Walker was traded for several draft picks, Johnson fielded a young team and the Cowboys went 1-15. Three years later they won the first of back-to-back Super Bowls.
Again, this doesn’t guarantee the Lions anything, but it does illustrate that you have to be willing to break a few eggs to make an omelet. Sometimes the painful trades are the ones that begin the process of a team moving in the direction of becoming contenders.
Stafford has been an outstanding ambassador for the Lions. Both with his play on the field and how he has handled himself off the field. He was tough and willing to do whatever he needed to in order to get a win.
But in fairness to Matthew, the chance to play for the Rams and have the opportunity to cement his legacy with some playoff success is what he deserves.
As for the Lions, if this rebuild does work and the Honolulu Blue and Silver becomes a legitimate contender in a few years, then those boosters that decided to follow Stafford and become Ram fans will be back, and here’s why; because building a legitimate contender is better than any of all the old ‘retooling’ jobs that were thrown together for the last six decades.
Instead of just tossing together some half-baked roster and seeing what happens, constructing an actual winner built through the draft, like all contenders do, with a few key free agent signings when the time is right to make a move is the way legitimate contenders are built.
When the Lions drafted Matthew Stafford, that was what they tried to do, but failed miserably. The problem was after it failed and Matthew was a young veteran, this franchise gave up on building a winner in the draft around Stafford when it still could have been done.
Instead, they reverted to the usual ‘retooling’ which has never worked. Again, that’s not Matthew’s fault, that’s the fault of ownership and the ‘yes men’ they employed.
Will Jared Goff be better than Matthew? I don’t believe so and quite frankly I wouldn’t be surprised if Brad Holmes and Dan Campbell still get the best quarterback available in the draft at pick number seven.

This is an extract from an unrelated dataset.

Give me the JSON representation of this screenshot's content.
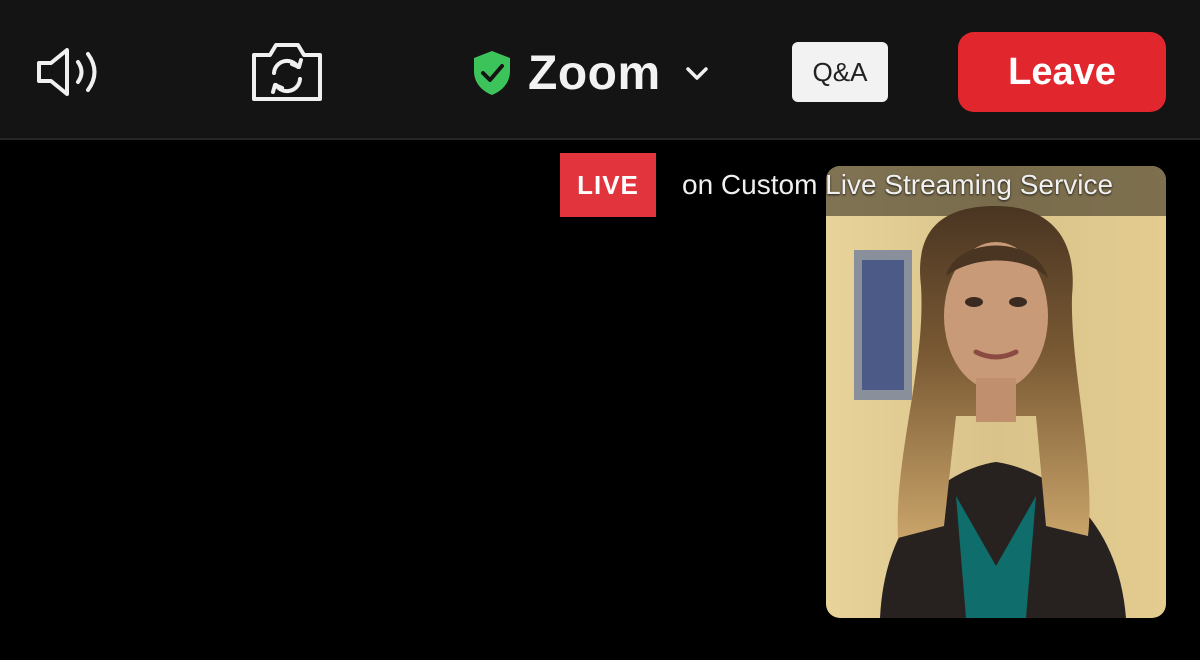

But having a veteran who can play and mentor the rookie is always in the best interest of grooming a young passer, instead of playing too soon and destroying their confidence.
The Lions have parted ways with Matthew. We all wish him the best of luck, but with the additional draft capital that the Lions were able to get in exchange for his services, hopefully, this new regime can find the talent necessary to finally build a winner.
If they succeed, and only if they succeed, then we can say it does get better.